Radio/TV students will be doing more than talking

The easiest part of Mike O'Brian's job? Co-hosting a morning radio show.

"All you do is talk," O'Brian, half of the morning show team on KXPT 97.1-FM, told several local middle and high school students who recently toured the station on South Decatur Boulevard.

The idea was to familiarize the teens, who will be junior radio broadcasters for the upcoming Greater Las Vegas Inner-City Games, with what really goes on behind the microphones at their favorite local radio stations.

"A lot of people say, 'You just play the music and you talk,' and I really take offense to that," O'Brian said, "only because there's so much more to a radio station, especially a successful one."

Like producing shows and dealing with the public. A couple of the tasks the junior broadcasters will likely perform during their five-month stint covering the Games, which begin in April.

In its second year in Las Vegas, the Inner City Games provides kids, ages 7 through 17, the chance to participate in athletic and educational events including soccer, martial arts and track and field.

The 19 junior broadcasters were chosen from 15 area schools, via an essay-writing and on-camera audition process.

Last year's broadcasters "... got a real good taste of what broadcasting ... is all about, be it radio or television," said Jeannine Barneby, registration director for the Games.

"I think it's just a real education. I think anybody would like to learn how a TV camera works, how big a TV studio really is," she said. "This opens doors that really wouldn't be opened for some of these kids."

Ten teens will be trained in broadcast news writing at local television stations and the remaining nine will learn about production and operations at a handful of local radio stations. They'll all file tapped reports throughout the games.

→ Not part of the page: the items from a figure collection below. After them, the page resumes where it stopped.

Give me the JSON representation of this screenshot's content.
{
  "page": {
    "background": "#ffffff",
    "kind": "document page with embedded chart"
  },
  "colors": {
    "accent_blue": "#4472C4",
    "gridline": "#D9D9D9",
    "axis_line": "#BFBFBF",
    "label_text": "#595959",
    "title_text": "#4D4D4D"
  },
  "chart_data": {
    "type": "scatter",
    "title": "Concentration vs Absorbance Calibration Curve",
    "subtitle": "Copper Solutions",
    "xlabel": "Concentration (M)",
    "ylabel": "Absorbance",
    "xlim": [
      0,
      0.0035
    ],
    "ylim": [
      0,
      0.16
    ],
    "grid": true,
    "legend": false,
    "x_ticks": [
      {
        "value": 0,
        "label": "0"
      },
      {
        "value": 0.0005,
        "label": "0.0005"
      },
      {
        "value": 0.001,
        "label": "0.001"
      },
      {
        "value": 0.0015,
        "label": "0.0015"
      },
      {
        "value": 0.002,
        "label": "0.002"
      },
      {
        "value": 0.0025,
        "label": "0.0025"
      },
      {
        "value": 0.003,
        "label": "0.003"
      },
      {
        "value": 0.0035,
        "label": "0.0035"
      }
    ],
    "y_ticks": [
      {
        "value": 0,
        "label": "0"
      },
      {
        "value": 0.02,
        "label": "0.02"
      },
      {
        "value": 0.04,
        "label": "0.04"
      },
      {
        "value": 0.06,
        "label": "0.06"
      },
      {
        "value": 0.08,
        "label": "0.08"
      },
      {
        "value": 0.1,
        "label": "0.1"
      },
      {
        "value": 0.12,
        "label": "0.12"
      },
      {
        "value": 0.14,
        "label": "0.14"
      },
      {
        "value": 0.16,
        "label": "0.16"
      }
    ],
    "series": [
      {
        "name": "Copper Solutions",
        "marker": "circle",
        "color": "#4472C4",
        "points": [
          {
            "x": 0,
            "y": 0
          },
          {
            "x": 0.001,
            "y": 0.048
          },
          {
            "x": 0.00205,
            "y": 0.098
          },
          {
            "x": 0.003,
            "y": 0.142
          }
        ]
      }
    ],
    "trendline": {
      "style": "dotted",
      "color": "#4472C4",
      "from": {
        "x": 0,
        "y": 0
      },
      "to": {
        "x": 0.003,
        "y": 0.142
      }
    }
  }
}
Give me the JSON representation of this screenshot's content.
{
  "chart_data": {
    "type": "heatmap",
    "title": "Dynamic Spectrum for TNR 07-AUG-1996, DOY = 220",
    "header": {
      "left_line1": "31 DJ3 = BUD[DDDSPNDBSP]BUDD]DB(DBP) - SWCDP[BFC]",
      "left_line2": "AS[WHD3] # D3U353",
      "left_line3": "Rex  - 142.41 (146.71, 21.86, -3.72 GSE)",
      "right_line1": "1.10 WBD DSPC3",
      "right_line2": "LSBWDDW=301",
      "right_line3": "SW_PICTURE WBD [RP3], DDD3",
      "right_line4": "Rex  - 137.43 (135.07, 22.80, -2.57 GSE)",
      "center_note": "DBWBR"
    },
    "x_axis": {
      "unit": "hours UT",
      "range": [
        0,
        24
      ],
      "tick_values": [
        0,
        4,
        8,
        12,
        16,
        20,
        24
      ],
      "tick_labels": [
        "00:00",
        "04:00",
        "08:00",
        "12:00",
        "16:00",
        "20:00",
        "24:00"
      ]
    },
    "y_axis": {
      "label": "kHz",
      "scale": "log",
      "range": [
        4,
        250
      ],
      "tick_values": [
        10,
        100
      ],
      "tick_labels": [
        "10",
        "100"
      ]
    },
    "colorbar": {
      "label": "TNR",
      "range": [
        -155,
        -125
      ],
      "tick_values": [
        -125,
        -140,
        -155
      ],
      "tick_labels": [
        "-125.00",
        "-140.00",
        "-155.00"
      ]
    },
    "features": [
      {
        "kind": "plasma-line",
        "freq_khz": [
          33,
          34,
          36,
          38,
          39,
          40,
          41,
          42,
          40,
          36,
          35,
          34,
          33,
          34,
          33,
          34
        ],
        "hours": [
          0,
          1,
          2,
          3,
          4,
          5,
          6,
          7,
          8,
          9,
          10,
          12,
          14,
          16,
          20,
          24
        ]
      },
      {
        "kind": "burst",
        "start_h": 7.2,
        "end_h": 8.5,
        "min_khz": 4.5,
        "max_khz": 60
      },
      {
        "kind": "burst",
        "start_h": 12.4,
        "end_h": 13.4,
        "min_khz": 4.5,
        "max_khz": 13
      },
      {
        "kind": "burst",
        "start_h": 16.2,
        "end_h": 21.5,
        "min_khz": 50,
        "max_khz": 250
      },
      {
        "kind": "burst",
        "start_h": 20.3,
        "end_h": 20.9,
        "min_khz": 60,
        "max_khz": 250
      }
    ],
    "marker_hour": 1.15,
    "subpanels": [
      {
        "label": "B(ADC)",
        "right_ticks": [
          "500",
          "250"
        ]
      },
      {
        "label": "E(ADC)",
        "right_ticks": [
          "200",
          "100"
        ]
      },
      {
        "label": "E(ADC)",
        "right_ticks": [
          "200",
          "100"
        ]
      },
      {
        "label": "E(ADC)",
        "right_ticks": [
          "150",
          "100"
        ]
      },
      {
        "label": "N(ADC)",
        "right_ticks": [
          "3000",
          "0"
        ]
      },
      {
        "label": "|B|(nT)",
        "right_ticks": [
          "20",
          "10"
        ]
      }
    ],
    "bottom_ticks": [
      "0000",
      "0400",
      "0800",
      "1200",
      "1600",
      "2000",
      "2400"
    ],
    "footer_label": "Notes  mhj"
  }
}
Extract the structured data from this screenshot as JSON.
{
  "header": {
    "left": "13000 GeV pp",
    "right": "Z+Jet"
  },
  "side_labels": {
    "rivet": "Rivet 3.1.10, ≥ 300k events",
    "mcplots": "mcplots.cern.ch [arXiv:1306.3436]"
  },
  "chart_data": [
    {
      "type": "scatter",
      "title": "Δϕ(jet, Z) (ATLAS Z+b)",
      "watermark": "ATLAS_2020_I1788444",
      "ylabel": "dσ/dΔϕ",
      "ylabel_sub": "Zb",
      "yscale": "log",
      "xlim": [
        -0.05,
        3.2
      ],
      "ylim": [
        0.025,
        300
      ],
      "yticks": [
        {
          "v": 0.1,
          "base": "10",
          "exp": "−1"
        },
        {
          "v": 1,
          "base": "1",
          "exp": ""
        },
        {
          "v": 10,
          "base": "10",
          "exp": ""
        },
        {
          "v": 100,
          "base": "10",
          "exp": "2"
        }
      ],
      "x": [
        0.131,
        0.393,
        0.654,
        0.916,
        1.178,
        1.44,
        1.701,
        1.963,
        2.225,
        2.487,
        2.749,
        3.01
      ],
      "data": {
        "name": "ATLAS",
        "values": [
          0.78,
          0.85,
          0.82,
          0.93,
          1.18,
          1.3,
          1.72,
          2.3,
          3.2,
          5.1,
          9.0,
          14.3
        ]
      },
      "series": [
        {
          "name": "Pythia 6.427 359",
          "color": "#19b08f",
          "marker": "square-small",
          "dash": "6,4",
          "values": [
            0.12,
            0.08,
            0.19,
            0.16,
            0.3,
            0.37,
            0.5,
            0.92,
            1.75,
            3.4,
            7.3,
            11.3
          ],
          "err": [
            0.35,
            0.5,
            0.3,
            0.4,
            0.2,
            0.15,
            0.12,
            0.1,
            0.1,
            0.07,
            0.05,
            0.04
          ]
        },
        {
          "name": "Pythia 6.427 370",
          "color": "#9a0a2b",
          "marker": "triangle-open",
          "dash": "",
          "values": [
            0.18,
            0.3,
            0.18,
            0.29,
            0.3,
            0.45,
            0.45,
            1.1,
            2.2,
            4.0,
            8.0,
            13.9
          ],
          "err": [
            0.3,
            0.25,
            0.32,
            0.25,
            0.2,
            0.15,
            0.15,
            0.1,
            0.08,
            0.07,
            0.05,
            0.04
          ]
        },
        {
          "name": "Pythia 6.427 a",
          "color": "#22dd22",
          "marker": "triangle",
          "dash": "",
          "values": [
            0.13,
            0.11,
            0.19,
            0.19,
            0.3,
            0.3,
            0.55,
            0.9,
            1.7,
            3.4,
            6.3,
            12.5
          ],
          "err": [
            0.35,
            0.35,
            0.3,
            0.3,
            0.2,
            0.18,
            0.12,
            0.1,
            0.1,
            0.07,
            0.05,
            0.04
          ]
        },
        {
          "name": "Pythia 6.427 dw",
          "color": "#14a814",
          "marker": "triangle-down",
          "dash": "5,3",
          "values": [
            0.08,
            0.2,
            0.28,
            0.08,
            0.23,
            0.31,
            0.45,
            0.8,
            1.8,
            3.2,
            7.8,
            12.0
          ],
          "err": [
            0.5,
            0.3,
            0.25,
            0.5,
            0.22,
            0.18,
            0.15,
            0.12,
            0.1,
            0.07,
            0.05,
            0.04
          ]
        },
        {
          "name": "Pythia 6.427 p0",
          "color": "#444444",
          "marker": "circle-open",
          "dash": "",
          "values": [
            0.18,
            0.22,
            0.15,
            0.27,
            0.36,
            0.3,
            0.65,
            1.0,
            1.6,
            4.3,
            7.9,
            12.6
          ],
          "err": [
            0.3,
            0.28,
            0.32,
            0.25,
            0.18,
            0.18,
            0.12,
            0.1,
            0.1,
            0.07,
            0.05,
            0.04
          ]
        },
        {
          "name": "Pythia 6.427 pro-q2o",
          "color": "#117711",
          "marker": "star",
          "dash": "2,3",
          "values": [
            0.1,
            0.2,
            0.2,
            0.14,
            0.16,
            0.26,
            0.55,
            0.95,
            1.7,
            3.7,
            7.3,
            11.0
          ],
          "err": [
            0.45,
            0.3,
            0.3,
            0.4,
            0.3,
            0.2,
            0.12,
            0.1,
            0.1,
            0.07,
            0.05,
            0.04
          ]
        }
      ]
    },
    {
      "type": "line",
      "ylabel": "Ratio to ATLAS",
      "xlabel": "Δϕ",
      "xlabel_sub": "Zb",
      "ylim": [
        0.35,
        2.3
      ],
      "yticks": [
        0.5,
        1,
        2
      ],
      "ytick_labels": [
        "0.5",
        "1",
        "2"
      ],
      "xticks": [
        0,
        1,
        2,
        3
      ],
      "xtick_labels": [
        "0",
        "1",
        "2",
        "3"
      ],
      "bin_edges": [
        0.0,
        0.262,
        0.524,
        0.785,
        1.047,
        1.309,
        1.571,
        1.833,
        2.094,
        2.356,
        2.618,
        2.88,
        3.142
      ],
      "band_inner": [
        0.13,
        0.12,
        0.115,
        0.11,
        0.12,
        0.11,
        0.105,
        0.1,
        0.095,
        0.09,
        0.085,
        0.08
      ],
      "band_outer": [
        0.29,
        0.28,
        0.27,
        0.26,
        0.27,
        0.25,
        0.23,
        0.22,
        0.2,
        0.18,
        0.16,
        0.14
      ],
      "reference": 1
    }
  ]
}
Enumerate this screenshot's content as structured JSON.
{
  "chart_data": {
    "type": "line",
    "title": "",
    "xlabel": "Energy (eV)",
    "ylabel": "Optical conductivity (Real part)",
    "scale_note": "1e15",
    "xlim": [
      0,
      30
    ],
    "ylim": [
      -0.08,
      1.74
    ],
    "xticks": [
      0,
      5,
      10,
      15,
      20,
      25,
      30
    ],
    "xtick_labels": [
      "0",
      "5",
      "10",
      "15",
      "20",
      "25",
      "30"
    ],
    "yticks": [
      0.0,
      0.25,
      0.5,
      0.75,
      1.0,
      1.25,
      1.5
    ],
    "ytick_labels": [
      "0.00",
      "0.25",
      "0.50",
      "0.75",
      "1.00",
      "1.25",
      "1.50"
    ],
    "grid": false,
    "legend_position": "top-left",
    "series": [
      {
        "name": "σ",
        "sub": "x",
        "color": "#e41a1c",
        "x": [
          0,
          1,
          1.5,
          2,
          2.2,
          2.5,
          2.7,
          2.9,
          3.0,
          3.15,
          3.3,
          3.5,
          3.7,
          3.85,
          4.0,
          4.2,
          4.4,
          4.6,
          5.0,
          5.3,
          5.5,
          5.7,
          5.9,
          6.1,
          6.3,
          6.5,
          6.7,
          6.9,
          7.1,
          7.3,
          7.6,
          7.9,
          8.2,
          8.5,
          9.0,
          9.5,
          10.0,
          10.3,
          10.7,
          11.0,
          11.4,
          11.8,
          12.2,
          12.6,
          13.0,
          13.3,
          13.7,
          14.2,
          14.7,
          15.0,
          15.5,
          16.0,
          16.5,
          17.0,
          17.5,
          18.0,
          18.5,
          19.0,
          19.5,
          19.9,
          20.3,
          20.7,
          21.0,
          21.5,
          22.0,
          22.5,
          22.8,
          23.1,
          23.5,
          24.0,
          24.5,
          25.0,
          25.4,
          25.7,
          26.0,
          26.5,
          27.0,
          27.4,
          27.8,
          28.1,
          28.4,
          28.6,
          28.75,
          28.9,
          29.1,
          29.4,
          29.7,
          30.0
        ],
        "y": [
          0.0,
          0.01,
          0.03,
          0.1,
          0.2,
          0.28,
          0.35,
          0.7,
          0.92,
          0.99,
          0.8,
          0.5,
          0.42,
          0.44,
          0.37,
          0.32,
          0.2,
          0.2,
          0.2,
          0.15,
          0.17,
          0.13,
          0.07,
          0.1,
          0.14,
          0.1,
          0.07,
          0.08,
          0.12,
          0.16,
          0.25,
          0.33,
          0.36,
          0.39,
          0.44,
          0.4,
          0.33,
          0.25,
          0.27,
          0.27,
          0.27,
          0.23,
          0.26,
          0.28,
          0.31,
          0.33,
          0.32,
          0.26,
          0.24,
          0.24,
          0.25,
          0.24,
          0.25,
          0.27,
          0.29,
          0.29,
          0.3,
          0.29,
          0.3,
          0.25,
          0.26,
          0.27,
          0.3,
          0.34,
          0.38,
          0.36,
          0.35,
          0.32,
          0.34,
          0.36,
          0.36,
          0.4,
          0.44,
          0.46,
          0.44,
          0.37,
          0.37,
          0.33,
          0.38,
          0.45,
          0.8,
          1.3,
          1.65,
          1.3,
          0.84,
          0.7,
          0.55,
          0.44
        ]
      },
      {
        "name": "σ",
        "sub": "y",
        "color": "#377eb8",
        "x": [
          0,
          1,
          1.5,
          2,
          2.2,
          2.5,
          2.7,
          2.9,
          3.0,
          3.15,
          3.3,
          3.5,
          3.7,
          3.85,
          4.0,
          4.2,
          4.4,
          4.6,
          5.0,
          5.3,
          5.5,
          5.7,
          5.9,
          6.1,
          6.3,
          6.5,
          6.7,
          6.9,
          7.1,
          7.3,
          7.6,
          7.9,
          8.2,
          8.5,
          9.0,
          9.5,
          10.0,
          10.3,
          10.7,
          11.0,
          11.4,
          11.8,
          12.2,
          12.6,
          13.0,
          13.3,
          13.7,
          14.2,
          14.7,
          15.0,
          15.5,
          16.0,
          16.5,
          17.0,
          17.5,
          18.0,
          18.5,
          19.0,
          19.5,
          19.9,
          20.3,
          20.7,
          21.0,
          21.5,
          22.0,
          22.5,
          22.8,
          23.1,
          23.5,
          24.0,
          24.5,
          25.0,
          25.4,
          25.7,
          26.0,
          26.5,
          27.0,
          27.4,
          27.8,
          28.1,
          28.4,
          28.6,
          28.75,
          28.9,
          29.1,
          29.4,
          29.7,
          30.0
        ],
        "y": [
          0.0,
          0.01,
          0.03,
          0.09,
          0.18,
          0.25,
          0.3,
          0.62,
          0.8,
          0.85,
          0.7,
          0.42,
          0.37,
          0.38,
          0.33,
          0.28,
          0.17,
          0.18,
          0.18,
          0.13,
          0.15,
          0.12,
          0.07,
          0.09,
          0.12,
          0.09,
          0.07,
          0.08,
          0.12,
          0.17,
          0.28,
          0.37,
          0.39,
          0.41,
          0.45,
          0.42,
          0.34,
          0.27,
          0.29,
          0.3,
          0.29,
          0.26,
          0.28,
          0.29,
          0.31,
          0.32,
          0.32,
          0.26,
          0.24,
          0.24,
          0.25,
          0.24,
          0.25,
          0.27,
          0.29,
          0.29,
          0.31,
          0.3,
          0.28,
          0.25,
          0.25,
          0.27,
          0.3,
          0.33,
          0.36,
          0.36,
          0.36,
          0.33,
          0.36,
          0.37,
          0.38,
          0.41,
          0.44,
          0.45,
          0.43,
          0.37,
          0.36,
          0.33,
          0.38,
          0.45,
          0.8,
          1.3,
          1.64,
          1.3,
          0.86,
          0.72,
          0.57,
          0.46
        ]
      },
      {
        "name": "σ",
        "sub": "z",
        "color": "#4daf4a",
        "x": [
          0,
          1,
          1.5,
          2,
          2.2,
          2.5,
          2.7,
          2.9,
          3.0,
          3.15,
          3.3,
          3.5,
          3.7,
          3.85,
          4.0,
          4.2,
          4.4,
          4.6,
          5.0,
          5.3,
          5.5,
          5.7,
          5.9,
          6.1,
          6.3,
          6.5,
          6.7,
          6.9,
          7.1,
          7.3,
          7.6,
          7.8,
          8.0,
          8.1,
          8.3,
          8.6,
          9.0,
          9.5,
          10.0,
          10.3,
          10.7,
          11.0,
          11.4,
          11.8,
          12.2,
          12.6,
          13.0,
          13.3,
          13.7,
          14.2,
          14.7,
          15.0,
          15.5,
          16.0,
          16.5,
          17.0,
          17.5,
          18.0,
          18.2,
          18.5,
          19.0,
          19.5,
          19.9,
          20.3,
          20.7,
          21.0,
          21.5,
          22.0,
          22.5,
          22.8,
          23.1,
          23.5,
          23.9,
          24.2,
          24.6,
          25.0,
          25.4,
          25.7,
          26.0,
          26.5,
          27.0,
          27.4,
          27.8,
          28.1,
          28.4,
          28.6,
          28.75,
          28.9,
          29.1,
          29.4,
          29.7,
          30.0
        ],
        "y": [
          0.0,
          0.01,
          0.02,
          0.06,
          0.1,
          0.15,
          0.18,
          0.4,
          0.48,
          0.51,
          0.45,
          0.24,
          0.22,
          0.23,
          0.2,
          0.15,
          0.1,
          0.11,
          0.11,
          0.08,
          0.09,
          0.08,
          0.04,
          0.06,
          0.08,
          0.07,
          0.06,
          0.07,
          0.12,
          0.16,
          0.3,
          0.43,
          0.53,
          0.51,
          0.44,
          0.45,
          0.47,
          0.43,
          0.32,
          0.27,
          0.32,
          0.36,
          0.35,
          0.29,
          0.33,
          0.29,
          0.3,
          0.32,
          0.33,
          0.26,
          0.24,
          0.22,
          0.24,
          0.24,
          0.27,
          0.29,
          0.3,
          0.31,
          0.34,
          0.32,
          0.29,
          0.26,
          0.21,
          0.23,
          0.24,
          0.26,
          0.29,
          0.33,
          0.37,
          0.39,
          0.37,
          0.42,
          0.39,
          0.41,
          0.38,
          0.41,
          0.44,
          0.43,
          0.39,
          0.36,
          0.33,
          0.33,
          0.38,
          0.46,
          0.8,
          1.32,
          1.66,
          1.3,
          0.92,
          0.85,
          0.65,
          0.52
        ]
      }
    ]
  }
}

The audition was a real nail-bitter for Rita Debesai. "I didn't really think I was gonna make it," the Gibson Middle School eighth-grader said. "I was nervous on TV, so I'm glad I (was chosen for) radio."

But not Clark High School sophomore Lynsey Coffman. Last year, she spent a day touring a local television station and hoped to go back there with the Inner City Games.

TV, she said, "is a lot more hectic" than radio. "I think it's because they're under such a tight schedule. With radio, you get to laugh a lot."

No need to tell O'Brian that. "It's kind of cool," he says.

But also, a lot of hard work. "That's the easy part, going into the (studio) ... where (co-host) Lark (Williams) and I sit, because you get to shut door and nobody can bother you. It's when you come outside the door, how you handle everything else that is the exciting part."